Yes, you need to used the "advanced" check box, or:
https://www.metabunk.org/curve/?d=6&h=1000&r=6371&u=m&a=a&fd=60&fp=3264
These numbers are notoriously tricky, as you need to be very clear about exactly what you are calculating and ensure you're using the same underlying terminology and constants. For a detailed discussion of some of the issues, see:
https://www.metabunk.org/threads/are-lynchs-horizon-calculations-correct.7877/
Generally, you are concerned with how things look in photos, so really calculating it in pixels (or % of the height of the image) is the most practical end result.
In an interview Neil deGrasse Tyson said about Felix Baumgartner's 39 km jump: "At that height you don't see the curvature of the earth. That stuff is flat!" (Watch the video from 38:20 on)
Source: https://www.youtube.com/watch?v=0FMGTVCIDbU&t=2300s
In the context of the interview, it's obvious what Tyson was trying to say. Of course the flat-earthers took his phrase "That stuff is flat!" literally repeating it gleefully. (Read also the conversation here:
https://www.metabunk.org/threads/debunked-neil-degrasse-tyson-that-stuff-is-flat.10723/. Mick West commented there: But on the face of it his [Tyson] assertion that "you don't see the curvature of the earth" from 128,000 feet is just flat wrong.)

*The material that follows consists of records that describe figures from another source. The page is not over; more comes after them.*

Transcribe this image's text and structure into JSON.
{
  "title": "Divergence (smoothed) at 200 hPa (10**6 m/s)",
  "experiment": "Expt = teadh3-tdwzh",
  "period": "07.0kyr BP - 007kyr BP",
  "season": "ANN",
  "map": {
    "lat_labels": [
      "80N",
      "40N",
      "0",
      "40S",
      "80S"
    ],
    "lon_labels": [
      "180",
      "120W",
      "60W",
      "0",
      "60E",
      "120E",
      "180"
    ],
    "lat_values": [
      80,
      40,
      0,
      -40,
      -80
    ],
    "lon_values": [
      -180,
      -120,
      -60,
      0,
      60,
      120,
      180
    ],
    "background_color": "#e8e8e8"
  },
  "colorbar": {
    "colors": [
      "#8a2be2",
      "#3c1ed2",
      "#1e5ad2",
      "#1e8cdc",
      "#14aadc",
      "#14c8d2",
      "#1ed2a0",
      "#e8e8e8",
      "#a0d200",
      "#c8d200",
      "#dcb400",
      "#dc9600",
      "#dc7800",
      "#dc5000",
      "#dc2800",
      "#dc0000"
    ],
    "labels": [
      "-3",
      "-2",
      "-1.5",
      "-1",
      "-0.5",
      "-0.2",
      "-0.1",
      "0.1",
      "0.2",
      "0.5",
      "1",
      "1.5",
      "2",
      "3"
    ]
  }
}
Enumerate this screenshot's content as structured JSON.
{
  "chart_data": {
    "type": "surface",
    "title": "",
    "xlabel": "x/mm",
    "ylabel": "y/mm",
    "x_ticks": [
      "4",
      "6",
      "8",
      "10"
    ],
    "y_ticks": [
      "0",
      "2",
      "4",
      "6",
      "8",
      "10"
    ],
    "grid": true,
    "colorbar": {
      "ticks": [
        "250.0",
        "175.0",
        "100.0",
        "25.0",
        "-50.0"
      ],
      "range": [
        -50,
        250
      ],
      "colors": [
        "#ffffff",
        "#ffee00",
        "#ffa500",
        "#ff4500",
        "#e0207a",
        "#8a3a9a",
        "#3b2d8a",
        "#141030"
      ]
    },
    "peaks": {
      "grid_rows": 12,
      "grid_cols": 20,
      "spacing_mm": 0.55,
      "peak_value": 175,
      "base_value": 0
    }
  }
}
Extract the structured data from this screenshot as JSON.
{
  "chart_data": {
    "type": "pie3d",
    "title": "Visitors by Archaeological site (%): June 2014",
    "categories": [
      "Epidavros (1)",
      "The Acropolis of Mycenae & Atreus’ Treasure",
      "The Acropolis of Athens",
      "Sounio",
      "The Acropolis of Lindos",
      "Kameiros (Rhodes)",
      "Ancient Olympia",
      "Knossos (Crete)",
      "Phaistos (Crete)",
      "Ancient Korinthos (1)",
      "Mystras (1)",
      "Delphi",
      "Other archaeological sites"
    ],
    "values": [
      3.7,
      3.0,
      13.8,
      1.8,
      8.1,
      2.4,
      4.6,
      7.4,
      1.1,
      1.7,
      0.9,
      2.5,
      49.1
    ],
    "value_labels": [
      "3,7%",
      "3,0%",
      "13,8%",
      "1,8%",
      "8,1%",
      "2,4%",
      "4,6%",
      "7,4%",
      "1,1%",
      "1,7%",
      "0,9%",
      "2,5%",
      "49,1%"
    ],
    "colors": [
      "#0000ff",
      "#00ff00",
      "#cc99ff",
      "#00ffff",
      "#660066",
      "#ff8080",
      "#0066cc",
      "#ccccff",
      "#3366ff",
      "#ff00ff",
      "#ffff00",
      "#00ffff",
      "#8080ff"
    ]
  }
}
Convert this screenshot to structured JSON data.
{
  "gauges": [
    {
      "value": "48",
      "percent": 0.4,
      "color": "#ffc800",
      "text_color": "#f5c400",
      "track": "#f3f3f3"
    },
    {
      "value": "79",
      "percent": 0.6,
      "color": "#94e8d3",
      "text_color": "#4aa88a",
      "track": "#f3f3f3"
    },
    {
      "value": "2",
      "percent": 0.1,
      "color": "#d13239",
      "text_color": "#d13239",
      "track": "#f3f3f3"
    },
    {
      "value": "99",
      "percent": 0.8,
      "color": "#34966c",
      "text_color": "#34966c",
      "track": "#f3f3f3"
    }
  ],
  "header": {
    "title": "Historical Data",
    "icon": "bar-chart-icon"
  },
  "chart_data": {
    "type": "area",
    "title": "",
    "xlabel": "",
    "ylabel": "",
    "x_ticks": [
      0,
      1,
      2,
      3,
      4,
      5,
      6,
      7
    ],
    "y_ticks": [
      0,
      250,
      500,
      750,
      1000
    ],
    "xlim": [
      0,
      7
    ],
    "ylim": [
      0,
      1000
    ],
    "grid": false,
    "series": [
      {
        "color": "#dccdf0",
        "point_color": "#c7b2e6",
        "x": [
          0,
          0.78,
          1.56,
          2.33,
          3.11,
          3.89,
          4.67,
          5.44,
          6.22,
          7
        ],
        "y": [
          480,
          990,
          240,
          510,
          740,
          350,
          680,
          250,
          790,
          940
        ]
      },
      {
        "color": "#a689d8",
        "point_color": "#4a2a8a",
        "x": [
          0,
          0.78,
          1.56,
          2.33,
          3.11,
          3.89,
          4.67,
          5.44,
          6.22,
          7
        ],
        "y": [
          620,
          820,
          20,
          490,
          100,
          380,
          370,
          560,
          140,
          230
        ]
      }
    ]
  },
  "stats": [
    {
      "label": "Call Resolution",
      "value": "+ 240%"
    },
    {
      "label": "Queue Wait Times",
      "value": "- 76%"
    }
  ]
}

Should Tyson said: "At that height you don't see the curvature because it is so small." Or being more specific: "If the field of view is 60 degrees, the left-right drop angle is only xxx degrees." But how large is this angle xxx?
When you look at the horizon and your field of view is, let us say, 60 degrees, you see a circular segment ⌓. The height of this segment is called sagitta (or bulge). So we can ask, at which angle you see this sagitta (or what is the sagitta's angular size)?
This question has bothered me a long time. So I was happy to find the answer by Walter Bislin:
http://walter.bislins.ch/bloge/index.asp?page=Calculating+left-right+Horizon+Drop. It's purely a geometric problem to find the angle δ when R, h and α are known. Below is Bislin's general solution put together as one formula (1).
Here you get the angle δ in radians. Transform it to degrees by multiplying by 180/π.
The inequality in the "under the condition that"-expression means, that the field of view must not be too large. Otherwise the sides of the viewing angle will not touch the ball at all. The sketches below try to clarify this idea in the case where h = R. Note that the views are still in 3D. So the field of view angle α might look a little bizarre. Here δ is the angle at which the sagitta s is seen from point A. The values of δ are calculated with the formula (1).
So this is the answer I've been looking for. Now I can say in the case of Felix Baumgartner's 39 km jump:
If your field of view is 60 degrees, the left-right drop angle δ is only 0.98323 degrees. So the curvature of the horizon is really hard to see without proper measurements.
But is this the right answer after all?
Walter Bislin's calculator gives HorLftRgtDrop∠ = 0.65462°. It's about 2/3 of the value of δ which is 0.98323°. The difference is remarkable. Certainly there is a reason for this difference, but Bislin doesn’t tell what it is.
Metabunk calculator gives corresponding information: "Horizon Curve refers to how much the left and right ends of the horizon are vertically lower than the middle of the image, measured in various ways. Horizon Curve Angle = Horizon Curve height expresses as a visual angle. There are two ways of calculating this which are very similar for most heights."
In the case of Felix Baumgartner's 39 km jump these values are:
– Horizon Curve Angle v1= 0.96842
– Horizon Curve Angle v2 = 0.98215
Especially v2 is at small heights almost the same as δ. In bigger heights it differs more though.
So neither calculator gives the value δ = 0.98323. Maybe the values that calculators give are more useful in analysing photographs. I really know nothing of that topic. Maybe Mick could clarify this topic a little bit? And could this pure geometric value δ be added in the calculator as reference like v0?
I would be very happy with δ. I still think it's the best and unambiguous answer to the question "How big was the curve that Baumgartner saw?" Am I wrong?
Moreover I have a worry on my mind. If some pedantic flat-earther checks the angular size of the sagitta in Metabunk and Bislin calculators, he may find three (or four) different values. That's where the cry begins: THEY even contradict themselves!